Rua dos Sapateiros (130-144)/Rua da Assunção (73-77), Lisboa

Os trabalhos arqueológicos enquadrados no empreendimento de requalificação urbana do edifício sito na Rua dos Sapateiros, n.º 130-144, na esquina com a Rua da Assunção (n.º 73-77), em Lisboa, foram adjudicados à ERA pela Construtora Udra Lda. e decorreram entre os dias 7 e 27 de Março de 2013.

Uma vez que este imóvel se localiza numa zona 2 do PDM – Plano Director Municipal da Cidade de Lisboa, numa área de elevado potencial arqueológico, foram programadas acções prévias de diagnóstico arqueológico, com o objectivo genérico de procurar compreender a estratigrafia do espaço e fornecer dados para a posterior instrução do projecto de obra.

Levou-se a cabo um conjunto de 4 sondagens arqueológicas implantadas quer na área da futura cave para instalações técnicas, visando aferir a viabilidade da sua construção, quer nas extremidades do edifício, procurando avaliar o estado das fundações do mesmo. Assim, foram realizadas duas sondagens (Sondagens 1 e 3) na área prevista para a cave de instalações técnicas, até à sua cota de afectação, procurando-se aferir a viabilidade da sua construção.

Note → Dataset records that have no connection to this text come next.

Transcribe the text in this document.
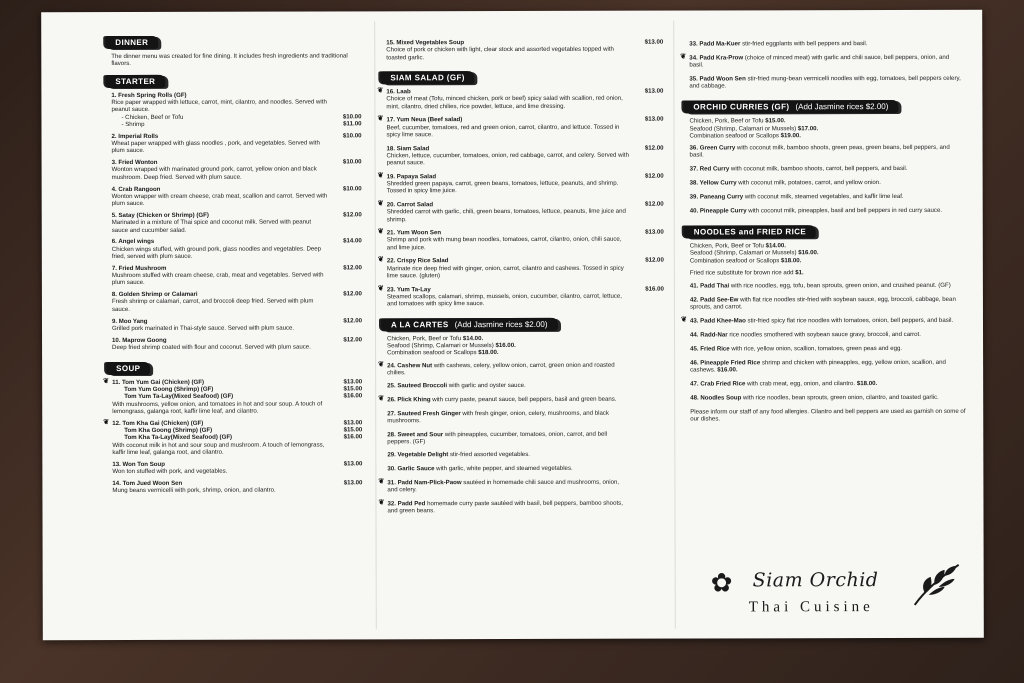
DINNER
The dinner menu was created for fine dining. It includes fresh ingredients and traditional flavors.
STARTER
1. Fresh Spring Rolls (GF)
Rice paper wrapped with lettuce, carrot, mint, cilantro, and noodles. Served with peanut sauce.
- Chicken, Beef or Tofu	$10.00
- Shrimp	$11.00
2. Imperial Rolls	$10.00

Wheat paper wrapped with glass noodles , pork, and vegetables. Served with plum sauce.
3. Fried Wonton	$10.00

Wonton wrapped with marinated ground pork, carrot, yellow onion and black mushroom. Deep fried. Served with plum sauce.
4. Crab Rangoon	$10.00

Wonton wrapper with cream cheese, crab meat, scallion and carrot. Served with plum sauce.
5. Satay (Chicken or Shrimp) (GF)	$12.00

Marinated in a mixture of Thai spice and coconut milk. Served with peanut sauce and cucumber salad.
6. Angel wings	$14.00

Chicken wings stuffed, with ground pork, glass noodles and vegetables. Deep fried, served with plum sauce.
7. Fried Mushroom	$12.00

Mushroom stuffed with cream cheese, crab, meat and vegetables. Served with plum sauce.
8. Golden Shrimp or Calamari	$12.00

Fresh shrimp or calamari, carrot, and broccoli deep fried. Served with plum sauce.
9. Moo Yang	$12.00

Grilled pork marinated in Thai-style sauce. Served with plum sauce.
10. Maprow Goong	$12.00

Deep fried shrimp coated with flour and coconut. Served with plum sauce.
SOUP
❦ 11. Tom Yum Gai (Chicken) (GF)	$13.00
Tom Yum Goong (Shrimp) (GF)	$15.00
Tom Yum Ta-Lay(Mixed Seafood) (GF)	$16.00
With mushrooms, yellow onion, and tomatoes in hot and sour soup. A touch of lemongrass, galanga root, kaffir lime leaf, and cilantro.
❦ 12. Tom Kha Gai (Chicken) (GF)	$13.00
Tom Kha Goong (Shrimp) (GF)	$15.00
Tom Kha Ta-Lay(Mixed Seafood) (GF)	$16.00
With coconut milk in hot and sour soup and mushroom. A touch of lemongrass, kaffir lime leaf, galanga root, and cilantro.
13. Won Ton Soup	$13.00
Won ton stuffed with pork, and vegetables.
14. Tom Jued Woon Sen	$13.00
Mung beans vermicelli with pork, shrimp, onion, and cilantro.
15. Mixed Vegetables Soup	$13.00

Choice of pork or chicken with light, clear stock and assorted vegetables topped with toasted garlic.
SIAM SALAD (GF)
❦ 16. Laab	$13.00

Choice of meat (Tofu, minced chicken, pork or beef) spicy salad with scallion, red onion, mint, cilantro, dried chilies, rice powder, lettuce, and lime dressing.
❦ 17. Yum Neua (Beef salad)	$13.00

Beef, cucumber, tomatoes, red and green onion, carrot, cilantro, and lettuce. Tossed in spicy lime sauce.
18. Siam Salad	$12.00

Chicken, lettuce, cucumber, tomatoes, onion, red cabbage, carrot, and celery. Served with peanut sauce.
❦ 19. Papaya Salad	$12.00

Shredded green papaya, carrot, green beans, tomatoes, lettuce, peanuts, and shrimp. Tossed in spicy lime juice.
❦ 20. Carrot Salad	$12.00

Shredded carrot with garlic, chili, green beans, tomatoes, lettuce, peanuts, lime juice and shrimp.
❦ 21. Yum Woon Sen	$13.00

Shrimp and pork with mung bean noodles, tomatoes, carrot, cilantro, onion, chili sauce, and lime juice.
❦ 22. Crispy Rice Salad	$12.00

Marinate rice deep fried with ginger, onion, carrot, cilantro and cashews. Tossed in spicy lime sauce. (gluten)
❦ 23. Yum Ta-Lay	$16.00

Steamed scallops, calamari, shrimp, mussels, onion, cucumber, cilantro, carrot, lettuce, and tomatoes with spicy lime sauce.
A LA CARTES (Add Jasmine rices $2.00)
Chicken, Pork, Beef or Tofu $14.00.
Seafood (Shrimp, Calamari or Mussels) $16.00.
Combination seafood or Scallops $18.00.
❦ 24. Cashew Nut with cashews, celery, yellow onion, carrot, green onion and roasted chilies.
25. Sauteed Broccoli with garlic and oyster sauce.
❦ 26. Plick Khing with curry paste, peanut sauce, bell peppers, basil and green beans.
27. Sauteed Fresh Ginger with fresh ginger, onion, celery, mushrooms, and black mushrooms.
28. Sweet and Sour with pineapples, cucumber, tomatoes, onion, carrot, and bell peppers. (GF)
29. Vegetable Delight stir-fried assorted vegetables.
30. Garlic Sauce with garlic, white pepper, and steamed vegetables.
❦ 31. Padd Nam-Plick-Paow sautéed in homemade chili sauce and mushrooms, onion, and celery.
❦ 32. Padd Ped homemade curry paste sautéed with basil, bell peppers, bamboo shoots, and green beans.
33. Padd Ma-Kuer stir-fried eggplants with bell peppers and basil.
❦ 34. Padd Kra-Prow (choice of minced meat) with garlic and chili sauce, bell peppers, onion, and basil.
35. Padd Woon Sen stir-fried mung-bean vermicelli noodles with egg, tomatoes, bell peppers celery, and cabbage.
ORCHID CURRIES (GF) (Add Jasmine rices $2.00)
Chicken, Pork, Beef or Tofu $15.00.
Seafood (Shrimp, Calamari or Mussels) $17.00.
Combination seafood or Scallops $19.00.
36. Green Curry with coconut milk, bamboo shoots, green peas, green beans, bell peppers, and basil.
37. Red Curry with coconut milk, bamboo shoots, carrot, bell peppers, and basil.
38. Yellow Curry with coconut milk, potatoes, carrot, and yellow onion.
39. Paneang Curry with coconut milk, steamed vegetables, and kaffir lime leaf.
40. Pineapple Curry with coconut milk, pineapples, basil and bell peppers in red curry sauce.
NOODLES and FRIED RICE
Chicken, Pork, Beef or Tofu $14.00.
Seafood (Shrimp, Calamari or Mussels) $16.00.
Combination seafood or Scallops $18.00.
Fried rice substitute for brown rice add $1.
41. Padd Thai with rice noodles, egg, tofu, bean sprouts, green onion, and crushed peanut. (GF)
42. Padd See-Ew with flat rice noodles stir-fried with soybean sauce, egg, broccoli, cabbage, bean sprouts, and carrot.
❦ 43. Padd Khee-Mao stir-fried spicy flat rice noodles with tomatoes, onion, bell peppers, and basil.
44. Radd-Nar rice noodles smothered with soybean sauce gravy, broccoli, and carrot.
45. Fried Rice with rice, yellow onion, scallion, tomatoes, green peas and egg.
46. Pineapple Fried Rice shrimp and chicken with pineapples, egg, yellow onion, scallion, and cashews. $16.00.
47. Crab Fried Rice with crab meat, egg, onion, and cilantro. $18.00.
48. Noodles Soup with rice noodles, bean sprouts, green onion, cilantro, and toasted garlic.
Please inform our staff of any food allergies. Cilantro and bell peppers are used as garnish on some of our dishes.
✿ Siam Orchid
Thai Cuisine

Foram ainda executadas mais duas sondagens nas extremidades do edifício (sondagens 2 e 4), destinadas a aferir o estado das suas fundações. Embora se previsse que pudessem decorrer até ser atingida a base da fundação, este objectivo não foi cumprido, considerando a profundidade a que as fundações se encontravam e a dimensão das sondagens realizadas.

A estratigrafia observada nas sondagens 1, 2 e 3 desenvolvia-se em paralelo, demonstrando a preservação de um conjunto variado de realidades enquadráveis em três grandes momentos cronológicos da história de Lisboa. Os contextos mais recentes estavam associados à construção do edifício actual, com alguns níveis de aterro e os seus alicerces. Trata-se de um edifício construído durante a reconstrução da baixa pombalina, embora de construção tardia, com materiais já associados a finais do século XVIII/1ª metade do século XIX.

Já entre os 3m e os 4m de profundidade foram identificadas, nas sondagens 2 e 3, possíveis estruturas de áreas habitacionais, conquanto correspondessem a realidades parcelares e pouco compreendidas, para as quais se apontou uma cronologia medieval islâmica.

Considerando o projecto, e tendo em conta a presença de contextos arqueológicos preservados até à cota prevista para a instalação da cave, preconizou-se a necessidade de os labores com afectação do subsolo ou movimentação de terras serem precedidos de escavação arqueológica integral dos contextos preservados, com vista a garantir a minimização e salvaguarda dos vestígios patrimoniais existentes.

 

ACOMPANHAMENTO ARQUEOLÓGICO

No âmbito do projecto de reabilitação do edifício sito na Rua dos Sapateiros, n.º 130, em Lisboa, programaram-se um conjunto de trabalhos arqueológicos que se iniciaram com o acompanhamento do rebaixamento geral do pavimento até 60 cm de profundidade. Previa-se apenas a afetação de níveis de aterro pombalinos associados à construção do mesmo edifício (conforme os resultados das sondagens arqueológicas realizadas previamente).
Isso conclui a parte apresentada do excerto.